During the same period of time, Virginia conducted 39,738 background checks by federally licensed gun dealers at gun shows that resulted in 325 denials.

The Richmond Times Dispatch obtained an estimate 15 to 20 private sales occur at each of these gun shows.  The RTD went on to note that if you assume the same rejection rate for private sales that than in sales by federally licensed buyers, you would have expected to see 9 to 13 additional rejections.

However, this fails to account for the fact that people who know they cannot legally purchase a gun from a federally licensed dealer are much more likely to opt for the private sale because they know there is no check.   The reality is that private sales probably have much higher potential rejection rates.

Someone ought to be asking why did the rate of voluntary background checks drop by from 39 in the first six months to 18 in the next six.  Second, we ought to be asking ourselves whether it is a prudent investment of taxpayer resources to spend $5,084 per background check or $300,000 to stop one sale per year?

The bottom line is that if you cannot legally purchase a gun in Virginia it is still easy to get one – go to a private seller.

This is why we need to pass the legislation that I proposed last year (SB1439) requiring a check on every gun transfer in Virginia excluding family members, guns bequeathed at death, transfers required to prevent great bodily harm, or temporary transfers in the presence of the owner.  Polls repeatedly show that Virginians – including gun owners – support universal background checks by over 85%.

No one wants to prevent a law abiding mentally stable Virginian from purchasing a firearm, and we have had twelve months to see if the voluntary background check experiment would work.  It does not and it is now clear more than ever that mandatory background checks are the best solution to keeping guns out of the hands of criminals and the mentally ill.

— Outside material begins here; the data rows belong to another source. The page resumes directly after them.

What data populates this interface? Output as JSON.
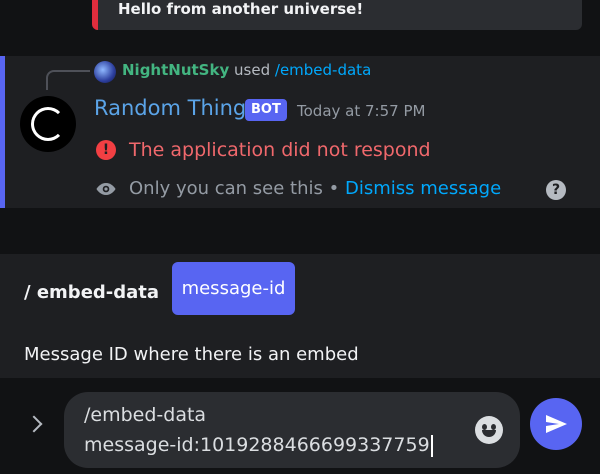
{
  "previous_embed": {
    "text": "Hello from another universe!",
    "accent": "#e02d3d"
  },
  "reply": {
    "user": "NightNutSky",
    "used": "used",
    "command": "/embed-data"
  },
  "message": {
    "author": "Random Thing",
    "bot_tag": "BOT",
    "timestamp": "Today at 7:57 PM",
    "error_icon": "!",
    "error_text": "The application did not respond",
    "only_you": "Only you can see this",
    "separator": "•",
    "dismiss": "Dismiss message",
    "help_icon": "?"
  },
  "options_panel": {
    "command": "/ embed-data",
    "option": "message-id",
    "description": "Message ID where there is an embed"
  },
  "composer": {
    "line1": "/embed-data",
    "line2": "message-id:1019288466699337759"
  },
  "colors": {
    "blurple": "#5865f2",
    "error": "#f0686c",
    "link": "#00a8fc"
  }
}
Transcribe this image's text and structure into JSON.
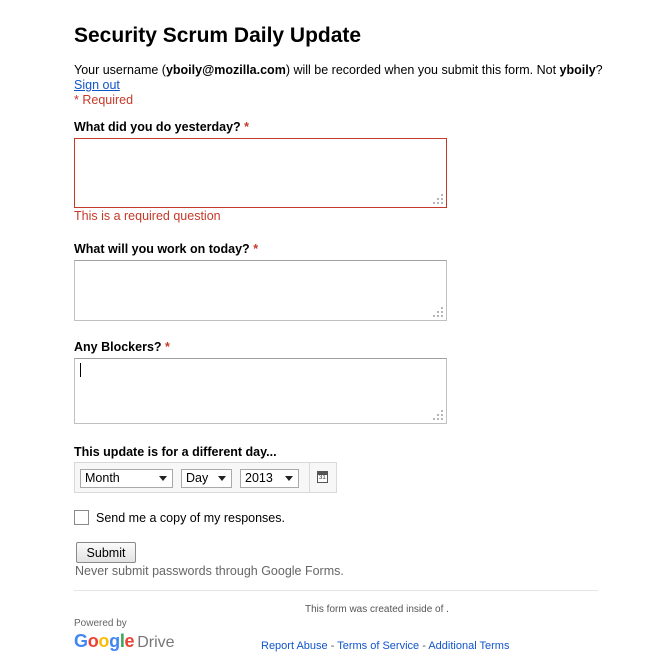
{
  "form": {
    "title": "Security Scrum Daily Update",
    "intro_prefix": "Your username (",
    "username": "yboily@mozilla.com",
    "intro_middle": ") will be recorded when you submit this form. Not ",
    "short_user": "yboily",
    "intro_suffix": "?",
    "sign_out": "Sign out",
    "required_note": "* Required",
    "questions": [
      {
        "label": "What did you do yesterday?",
        "required_mark": "*",
        "value": "",
        "error": "This is a required question"
      },
      {
        "label": "What will you work on today?",
        "required_mark": "*",
        "value": ""
      },
      {
        "label": "Any Blockers?",
        "required_mark": "*",
        "value": ""
      }
    ],
    "date_label": "This update is for a different day...",
    "date": {
      "month": "Month",
      "day": "Day",
      "year": "2013",
      "calendar_icon_text": "31"
    },
    "copy_label": "Send me a copy of my responses.",
    "copy_checked": false,
    "submit_label": "Submit",
    "password_warning": "Never submit passwords through Google Forms."
  },
  "footer": {
    "created_text": "This form was created inside of .",
    "powered_by": "Powered by",
    "logo_google": "Google",
    "logo_drive": "Drive",
    "links": [
      "Report Abuse",
      "Terms of Service",
      "Additional Terms"
    ],
    "separator": " - "
  },
  "colors": {
    "google_blue": "#4285f4",
    "google_red": "#ea4335",
    "google_yellow": "#fbbc05",
    "google_green": "#34a853",
    "error": "#c53929",
    "link": "#1155cc"
  }
}
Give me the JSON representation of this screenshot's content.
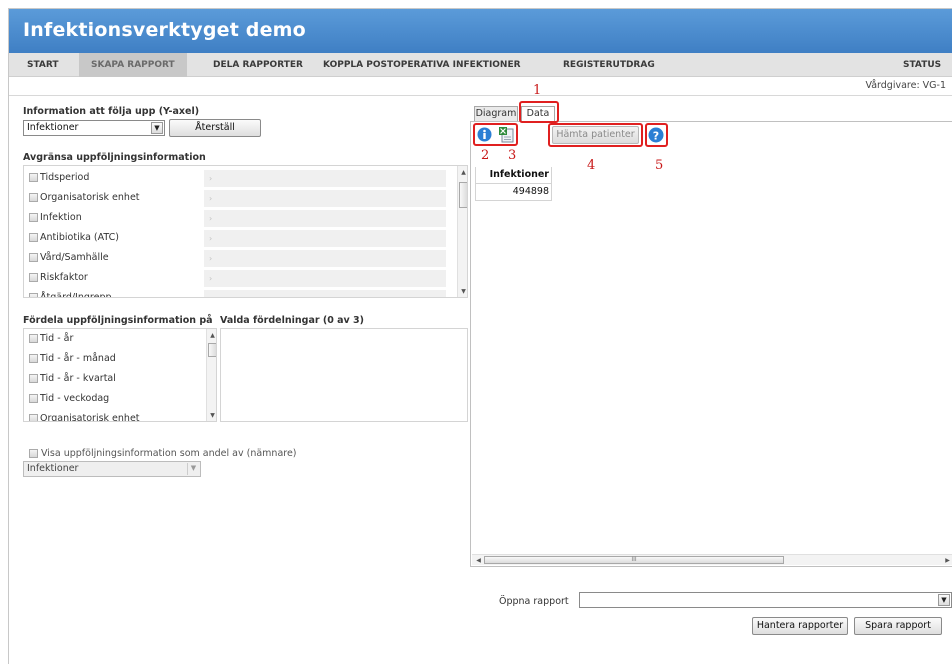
{
  "app": {
    "title": "Infektionsverktyget demo"
  },
  "nav": [
    {
      "label": "START"
    },
    {
      "label": "SKAPA RAPPORT"
    },
    {
      "label": "DELA RAPPORTER"
    },
    {
      "label": "KOPPLA POSTOPERATIVA INFEKTIONER"
    },
    {
      "label": "REGISTERUTDRAG"
    },
    {
      "label": "STATUS"
    }
  ],
  "provider": "Vårdgivare: VG-1",
  "left": {
    "yaxis_label": "Information att följa upp (Y-axel)",
    "yaxis_value": "Infektioner",
    "reset_label": "Återställ",
    "limit_label": "Avgränsa uppföljningsinformation",
    "limit_items": [
      "Tidsperiod",
      "Organisatorisk enhet",
      "Infektion",
      "Antibiotika (ATC)",
      "Vård/Samhälle",
      "Riskfaktor",
      "Åtgärd/Ingrepp"
    ],
    "distribute_label": "Fördela uppföljningsinformation på",
    "chosen_label": "Valda fördelningar (0 av 3)",
    "distribute_items": [
      "Tid - år",
      "Tid - år - månad",
      "Tid - år - kvartal",
      "Tid - veckodag",
      "Organisatorisk enhet"
    ],
    "share_label": "Visa uppföljningsinformation som andel av (nämnare)",
    "share_value": "Infektioner"
  },
  "right": {
    "tabs": [
      {
        "label": "Diagram"
      },
      {
        "label": "Data"
      }
    ],
    "fetch_label": "Hämta patienter",
    "table_header": "Infektioner",
    "table_value": "494898",
    "callouts": [
      "1",
      "2",
      "3",
      "4",
      "5"
    ],
    "hscroll_grip": "III"
  },
  "bottom": {
    "open_label": "Öppna rapport",
    "open_value": "",
    "manage_label": "Hantera rapporter",
    "save_label": "Spara rapport"
  },
  "colors": {
    "header": "#4a8ad0",
    "callout": "#e02020",
    "info": "#2b7fd4"
  }
}
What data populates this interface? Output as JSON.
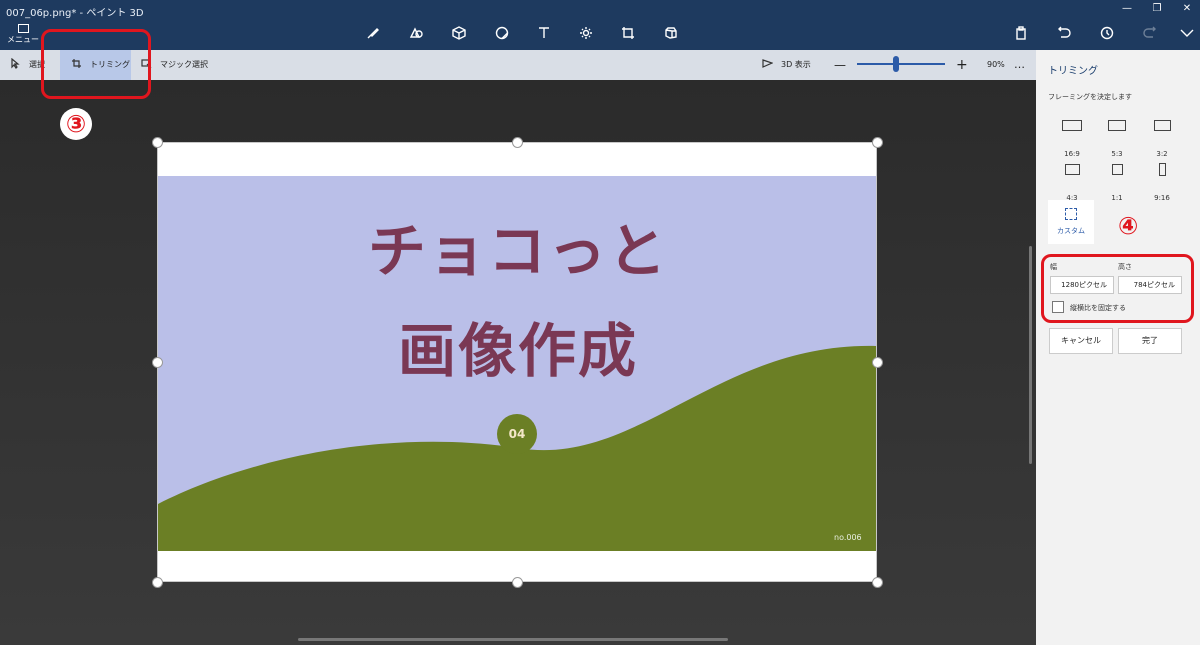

It is an honor to serve as your state senator.  You can reach me at scott@scottsurovell.org if you have any feedback.

  • As usual, Brian Moran totally wrong.

    Virginia Public Safety Director Brian J. Moran remains upbeat about the law and is convinced it was right thing to do. He views the 39 voluntary background checks and one arrest thus far as a positive start that demonstrates the law’s effectiveness.

    “Every marathon starts with the first step,” Moran said. “What the governor wanted to do is expand background checks. And this has indeed expanded background checks and led to an arrest. I would say that’s a good day’s work.”

    The person who was arrested after being denied the purchase of a gun “could have gone out and caused mayhem,” Moran added. “I think that’s very significant.”

  • Les Aker

    Your attempts to push “universal background checks”, e.g. gun registration just aren’t working. You can put a nice bow around it, and the bill that was submitted and referenced in the article is still the wrong thing to do.

    Wasting $300K on this disaster is nothing but billboard space on your failed political agenda.